L’innominata Maria di D’Errigo è la creatura che per eccellenza dice sì. 

D’Errigo scrive continuamente su un corpo esposto, su una nudità coraggiosa e fittamente umana, che ha il coraggio di superare paura e vergogna del proprio bisogno e del proprio desiderio – è una invocazione all’antisolitudine, alla fusione in una sola circolazione viva di corpi e terra, in un’ascesi fortemente erotizzata dall’ingombrante massa d’amore del quale sono capaci le creature. La scrittura di Alessia D’Errigo è, inoltre, femminile allo stremo, inconfondibilmente connotata come voce di donna, se prega e infuria ed esprime l’inclinazione a essere terra ed erba della terra. Ma, in primo luogo: corpo, primo luogo dell’io che si dissolve, perché D’Errigo è attrice e la dizione e il corpo che esporranno la sua poesia sono emersioni fisiche chiarissime nel bianco, tra le parole dei testi.
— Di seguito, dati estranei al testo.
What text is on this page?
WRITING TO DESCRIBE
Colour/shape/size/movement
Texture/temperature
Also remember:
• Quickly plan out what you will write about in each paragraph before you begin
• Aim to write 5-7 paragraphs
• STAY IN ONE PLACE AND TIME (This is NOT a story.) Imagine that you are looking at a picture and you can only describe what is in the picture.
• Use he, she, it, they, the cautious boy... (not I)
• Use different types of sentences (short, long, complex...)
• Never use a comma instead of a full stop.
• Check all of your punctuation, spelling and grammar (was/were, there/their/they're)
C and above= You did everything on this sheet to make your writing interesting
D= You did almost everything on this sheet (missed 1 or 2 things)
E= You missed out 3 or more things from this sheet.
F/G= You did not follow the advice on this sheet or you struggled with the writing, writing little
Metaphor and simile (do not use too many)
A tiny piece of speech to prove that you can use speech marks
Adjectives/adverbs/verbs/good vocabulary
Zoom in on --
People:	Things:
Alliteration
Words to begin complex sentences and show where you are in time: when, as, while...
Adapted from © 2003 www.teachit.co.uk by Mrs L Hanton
Si tratta infatti certamente di parole scritte presentendo la voce che le dirà – e questo spiega le ripetizioni, le invocative.

L’invocazione non è dunque perfetto slancio verticale, bensì disordinata discesa (Rilke: “di quando cosa ch’è felice, cade.”): non preghiera alla carne, affinché essa salga fino al cielo, ma al cielo, affinché scenda a toccarci la carne difforme, affinché tutti i muscoli del corpo scendano a mescolarsi con la terra: il desiderio è spalancarsi al punto da contenere tutti gli elementi naturali nell’ampiezza della sagoma umana rinnovata da Amore. Come D’Errigo, io pure mi autorizzo una maiuscola enfatica, perché nei testi e nei relativi con-testi (quali queste parole), ogni enfasi è per l’appunto smorzata dal fango, dalla cognizione della finitudine, che rende tanto più vera e straziante la supplica, ancora rilkiana, allo spalancamento della materia umana fino alla sua propria, impossibile e tanto desiderata infinitudine.

La creatura chiede alla creatura di essere cielo dentro e sotto la terra. Ma (lo abbiamo scritto altrove) solo la fine è infinita, solo la finitudine di questo corpo-materia ci tiene a contatto con l’enormità del finire – e questo concreto finire, non l’astrazione dell’infinito: è il tempio.